TC2 was defined so as to simulate an intermediate scale in-situ heating test of a host rock at the Fanay-Augères test site, France, with coupled thermo-mechanical processes, for the unsaturated in-situ condition and small permeability of the fractures. The objective was to develop validating the abilities of numerical modeling to simulate 3D fractured rocks under combined heating and mechanical loading/unloading conditions. Figure 6 shown the layout of the test site geometry (Fig. 6a), locations for installing extensometers for monitoring the displacement field (Fig. 6b), and the results of evolutions of normal displacements at an extensometer borehole EF2 (Fig. 6c).

Three teams participated in TC2, using different numerical methods and computer codes: INERIS (supported by ANDRA, using code 3DEC of DEM), ENSMP (supported by IPSN, using code VIPLEF (with different elements (4-noded and 10-noded) of FEM), and CLAY (supported by SKB, using code ABAQUS of FEM) and all models were set-up in 3D, concerning coupled TM processes.

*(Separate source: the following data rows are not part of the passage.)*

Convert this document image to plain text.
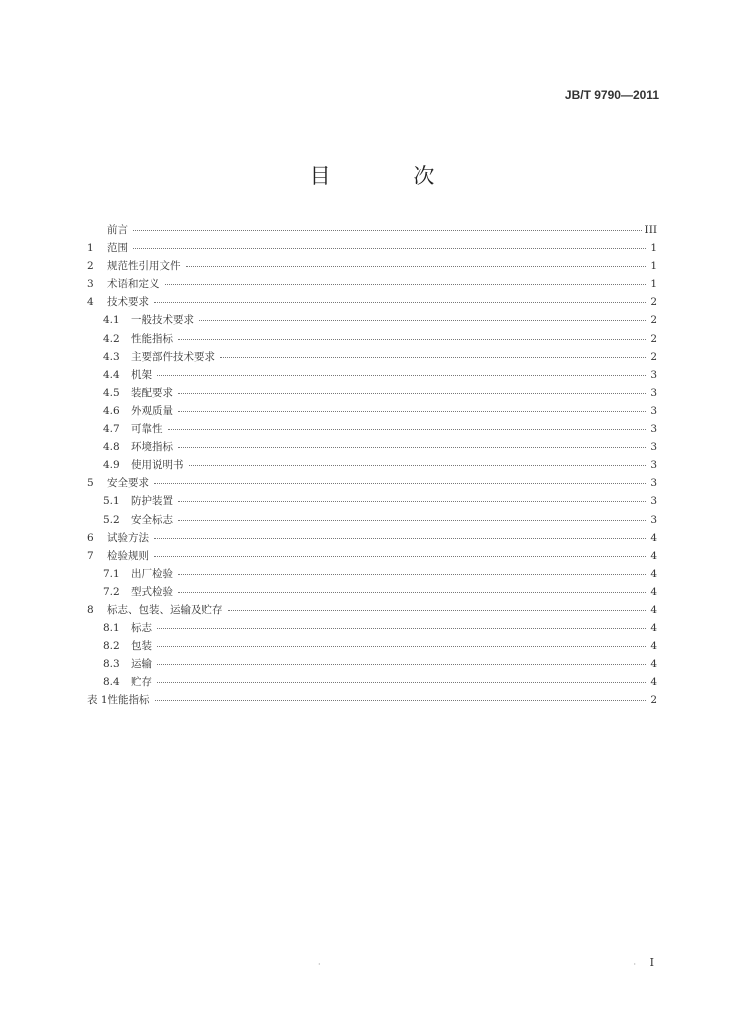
JB/T 9790—2011
目 次
前言	III
1	范围	1
2	规范性引用文件	1
3	术语和定义	1
4	技术要求	2
4.1	一般技术要求	2
4.2	性能指标	2
4.3	主要部件技术要求	2
4.4	机架	3
4.5	装配要求	3
4.6	外观质量	3
4.7	可靠性	3
4.8	环境指标	3
4.9	使用说明书	3
5	安全要求	3
5.1	防护装置	3
5.2	安全标志	3
6	试验方法	4
7	检验规则	4
7.1	出厂检验	4
7.2	型式检验	4
8	标志、包装、运输及贮存	4
8.1	标志	4
8.2	包装	4
8.3	运输	4
8.4	贮存	4
表 1 性能指标	2
·	· I
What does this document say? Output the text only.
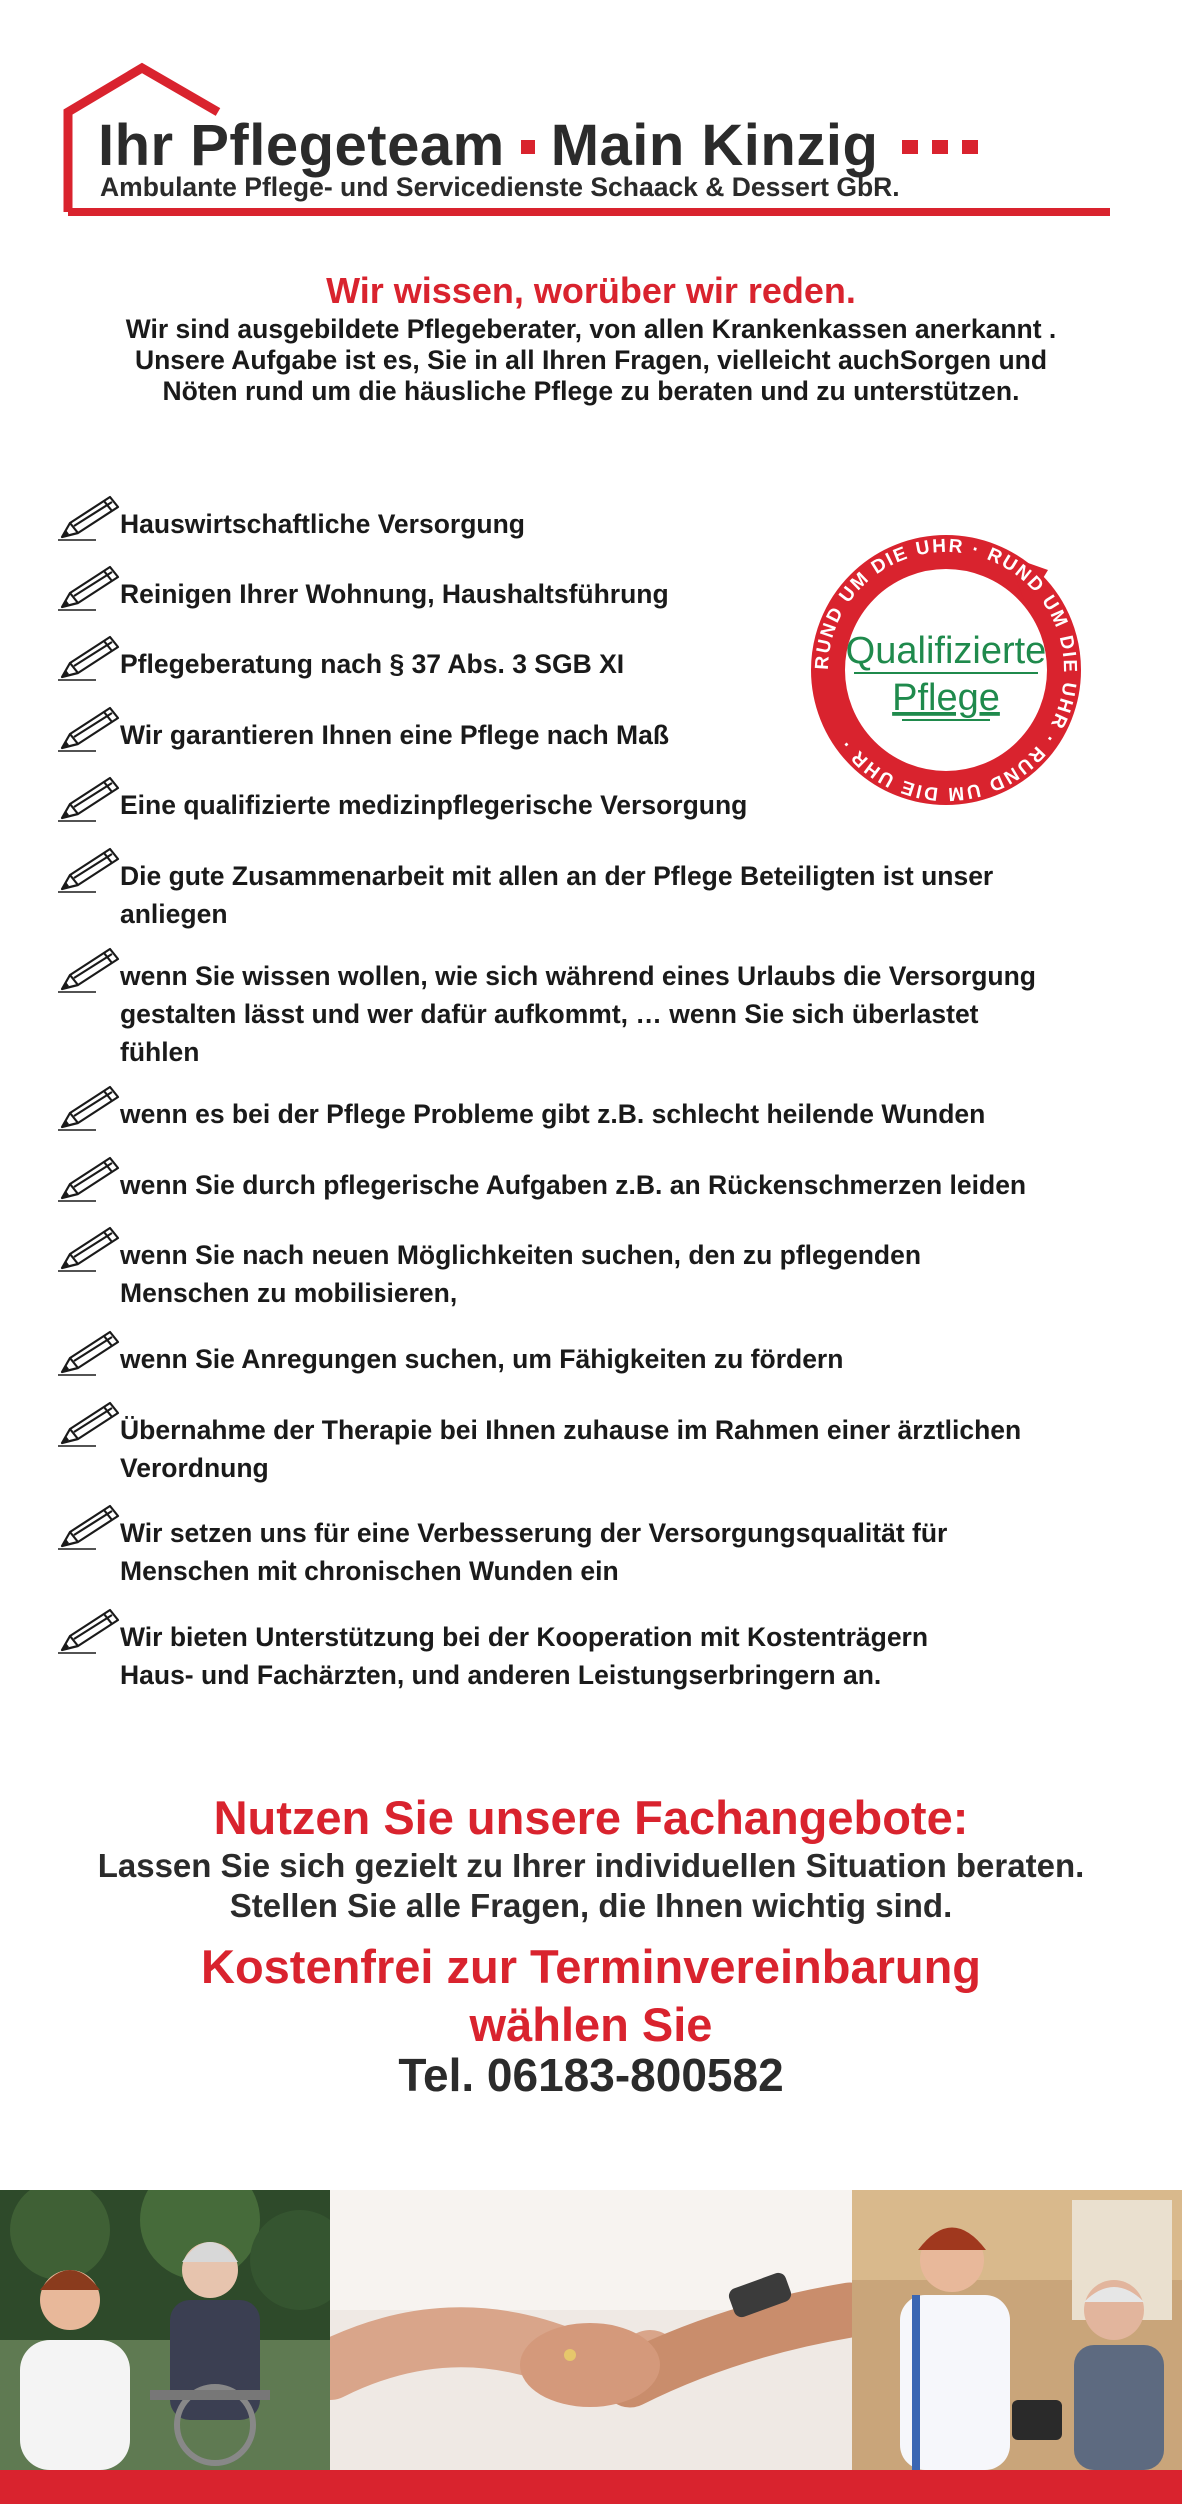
Ihr Pflegeteam Main Kinzig
Ambulante Pflege- und Servicedienste Schaack & Dessert GbR.
Wir wissen, worüber wir reden.
Wir sind ausgebildete Pflegeberater, von allen Krankenkassen anerkannt .
Unsere Aufgabe ist es, Sie in all Ihren Fragen, vielleicht auchSorgen und
Nöten rund um die häusliche Pflege zu beraten und zu unterstützen.
Hauswirtschaftliche Versorgung
Reinigen Ihrer Wohnung, Haushaltsführung
Pflegeberatung nach § 37 Abs. 3 SGB XI
Wir garantieren Ihnen eine Pflege nach Maß
Eine qualifizierte medizinpflegerische Versorgung
Die gute Zusammenarbeit mit allen an der Pflege Beteiligten ist unser
anliegen
wenn Sie wissen wollen, wie sich während eines Urlaubs die Versorgung
gestalten lässt und wer dafür aufkommt, … wenn Sie sich überlastet
fühlen
wenn es bei der Pflege Probleme gibt z.B. schlecht heilende Wunden
wenn Sie durch pflegerische Aufgaben z.B. an Rückenschmerzen leiden
wenn Sie nach neuen Möglichkeiten suchen, den zu pflegenden
Menschen zu mobilisieren,
wenn Sie Anregungen suchen, um Fähigkeiten zu fördern
Übernahme der Therapie bei Ihnen zuhause im Rahmen einer ärztlichen
Verordnung
Wir setzen uns für eine Verbesserung der Versorgungsqualität für
Menschen mit chronischen Wunden ein
Wir bieten Unterstützung bei der Kooperation mit Kostenträgern
Haus- und Fachärzten, und anderen Leistungserbringern an.
RUND UM DIE UHR · RUND UM DIE UHR · RUND UM DIE UHR ·
Qualifizierte
Pflege
Nutzen Sie unsere Fachangebote:
Lassen Sie sich gezielt zu Ihrer individuellen Situation beraten.
Stellen Sie alle Fragen, die Ihnen wichtig sind.
Kostenfrei zur Terminvereinbarung
wählen Sie
Tel. 06183-800582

Main achievements and outstanding issues

It was found that both modeling approaches of the equivalent continuum (FEM models) and the discrete system (DEM model) were able to simulate the coupled TM processes in a fractured rock mass. However, the main difficulty was being able to adequately represent the 3D problem geometry (the mesh generation being a main challenge) and properly developing the constitutive models of the fractures. There were divergent results, such as extension of fractures, which diverged due to the different assumptions and model parameters applied, despite the fact that the calculated temperature field agreed well with measured data, and the predicted floor heaving by the models had a qualitative agreement with the measured data. The results indicated that more comprehensive and reliable constitutive models of rocks incorporating fully coupled THM processes are needed for future research and more improvement of computational capacity for 3D problems at site scales.